In 1881 he was awarded a French patent for the first arc welding process. This used a carbon electrode to generate an arc to the workpiece. The process achieved relatively low temperatures and was not successful with steel. However it was widely used commercially, for welding lead plates to manufacture storage batteries. De Méritens produced his welding equipment with an enclosed hood and fume extraction pipe, to control the hazardous lead oxide fumes from the hot lead.
De Méritens' generators became popular for lighthouses. They bore a superficial resemblance to the earlier 'Alliance' machines, but gave a more even output current, advantageous for use with arc lamps, thanks to the use of a distributed rotor winding using ring-wound armatures, instead of individual bobbins. The photos show such a machine, with 5 rows of 8 horseshoe magnets attached to the frame via brass rails, and 5 armature rings, each having 16 coils. The rotor wheels were probably spoked brass or bronze castings, with the spokes covered by sheet metal discs to minimise windage.

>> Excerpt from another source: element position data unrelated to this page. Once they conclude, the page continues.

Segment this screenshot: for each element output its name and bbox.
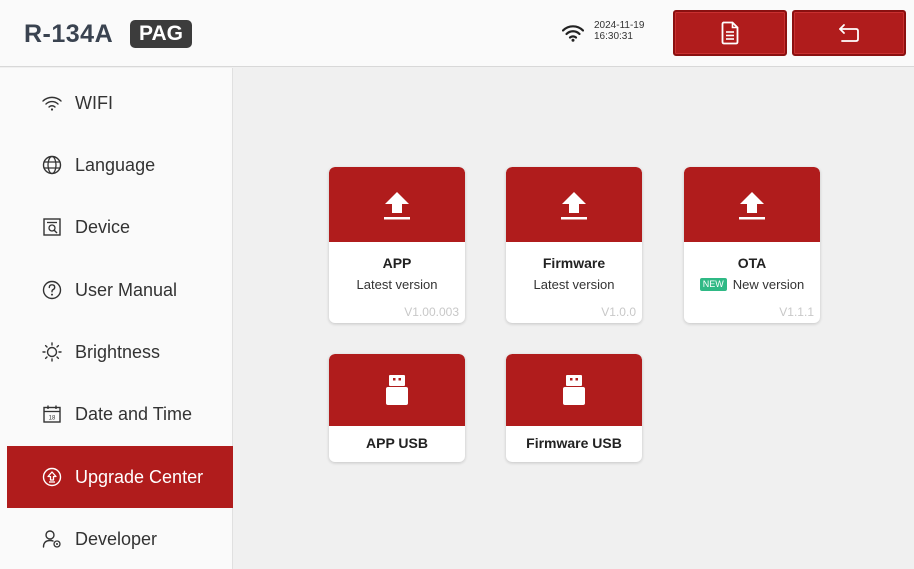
return-icon xyxy=(839,24,859,42)
version-label: V1.0.0 xyxy=(601,305,636,319)
upload-icon xyxy=(739,191,765,219)
card-title: APP xyxy=(382,255,412,271)
document-icon xyxy=(721,21,739,45)
sidebar-item-label: WIFI xyxy=(75,92,113,113)
wifi-icon xyxy=(42,93,62,113)
help-icon xyxy=(42,280,62,300)
upload-button[interactable] xyxy=(329,167,465,242)
upgrade-card-firmware[interactable]: Firmware Latest version V1.0.0 xyxy=(506,167,642,323)
sidebar-item-developer[interactable]: Developer xyxy=(7,508,233,569)
card-title: OTA xyxy=(737,255,767,271)
card-title: Firmware xyxy=(542,255,606,271)
usb-upgrade-button[interactable] xyxy=(329,354,465,426)
back-button[interactable] xyxy=(792,10,906,56)
page-title: R-134A xyxy=(24,20,114,48)
sidebar-item-device[interactable]: Device xyxy=(7,196,233,258)
usb-drive-icon xyxy=(563,375,585,405)
sidebar-item-label: Brightness xyxy=(75,341,161,362)
upload-icon xyxy=(561,191,587,219)
card-status: Latest version xyxy=(506,277,642,292)
device-icon xyxy=(42,217,62,237)
status-date: 2024-11-19 xyxy=(594,20,645,31)
sidebar-item-label: User Manual xyxy=(75,279,178,300)
settings-sidebar: WIFI Language Device User Manual Brightn… xyxy=(0,68,233,569)
upload-icon xyxy=(384,191,410,219)
card-title: Firmware USB xyxy=(526,435,622,451)
refrigerant-oil-badge: PAG xyxy=(130,20,192,48)
upload-button[interactable] xyxy=(684,167,820,242)
wifi-status-icon xyxy=(562,25,584,42)
usb-upgrade-button[interactable] xyxy=(506,354,642,426)
report-button[interactable] xyxy=(673,10,787,56)
header-bar: R-134A PAG 2024-11-19 16:30:31 xyxy=(0,0,914,67)
usb-drive-icon xyxy=(386,375,408,405)
sidebar-item-language[interactable]: Language xyxy=(7,134,233,196)
upgrade-card-firmware-usb[interactable]: Firmware USB xyxy=(506,354,642,462)
sidebar-item-label: Date and Time xyxy=(75,403,193,424)
upgrade-card-app-usb[interactable]: APP USB xyxy=(329,354,465,462)
new-badge: NEW xyxy=(699,278,727,291)
globe-icon xyxy=(42,155,62,175)
card-title: APP USB xyxy=(366,435,428,451)
sidebar-item-upgrade-center[interactable]: Upgrade Center xyxy=(7,446,233,508)
svg-text:18: 18 xyxy=(49,416,56,422)
status-time: 16:30:31 xyxy=(594,31,633,42)
sidebar-item-label: Device xyxy=(75,216,131,237)
sidebar-item-user-manual[interactable]: User Manual xyxy=(7,259,233,321)
version-label: V1.00.003 xyxy=(404,305,459,319)
sidebar-item-label: Language xyxy=(75,154,156,175)
upgrade-icon xyxy=(42,467,62,487)
upload-button[interactable] xyxy=(506,167,642,242)
sidebar-item-date-and-time[interactable]: 18 Date and Time xyxy=(7,383,233,445)
status-text: Latest version xyxy=(533,277,615,292)
sidebar-item-label: Upgrade Center xyxy=(75,466,204,487)
developer-icon xyxy=(42,529,62,549)
sidebar-item-label: Developer xyxy=(75,528,158,549)
upgrade-card-ota[interactable]: OTA NEW New version V1.1.1 xyxy=(684,167,820,323)
version-label: V1.1.1 xyxy=(779,305,814,319)
status-datetime: 2024-11-19 16:30:31 xyxy=(594,20,644,42)
status-text: Latest version xyxy=(356,277,438,292)
upgrade-card-app[interactable]: APP Latest version V1.00.003 xyxy=(329,167,465,323)
calendar-icon: 18 xyxy=(42,404,62,424)
sidebar-item-brightness[interactable]: Brightness xyxy=(7,321,233,383)
card-status: Latest version xyxy=(329,277,465,292)
sidebar-item-wifi[interactable]: WIFI xyxy=(7,72,233,134)
card-status: NEW New version xyxy=(684,277,820,292)
sun-icon xyxy=(42,342,62,362)
status-text: New version xyxy=(732,277,805,292)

"...French electrical engineer, M. De Meritens, under very distressing circumstances. It appears that, being in greatly reduced circumstances, and deeply in debt, he had gone with his wife to live in a small house in Pontoise, and did not even have sufficient money to pay for his furniture. On his failing to pay, the furniture was seized and sold by auction, and this appears to have so acted on his mind and that of his wife, who was thirty years his junior, that they both poisoned themselves. It is lamentable that a man so clever and well known should perish in such fashion.
The best-known invention made by M. De Meritens is his dynamo, and though one of the very first, if not the first dynamo of any practical value, he is still used at the present time, though only..." [More].
The Engineer's obituary writer was over-generous in his claim to priority. Nevertheless the generators did find an important niche in lighthouses, with two machines giving excellent long-term service at the Lizard Lighthouse in Cornwall.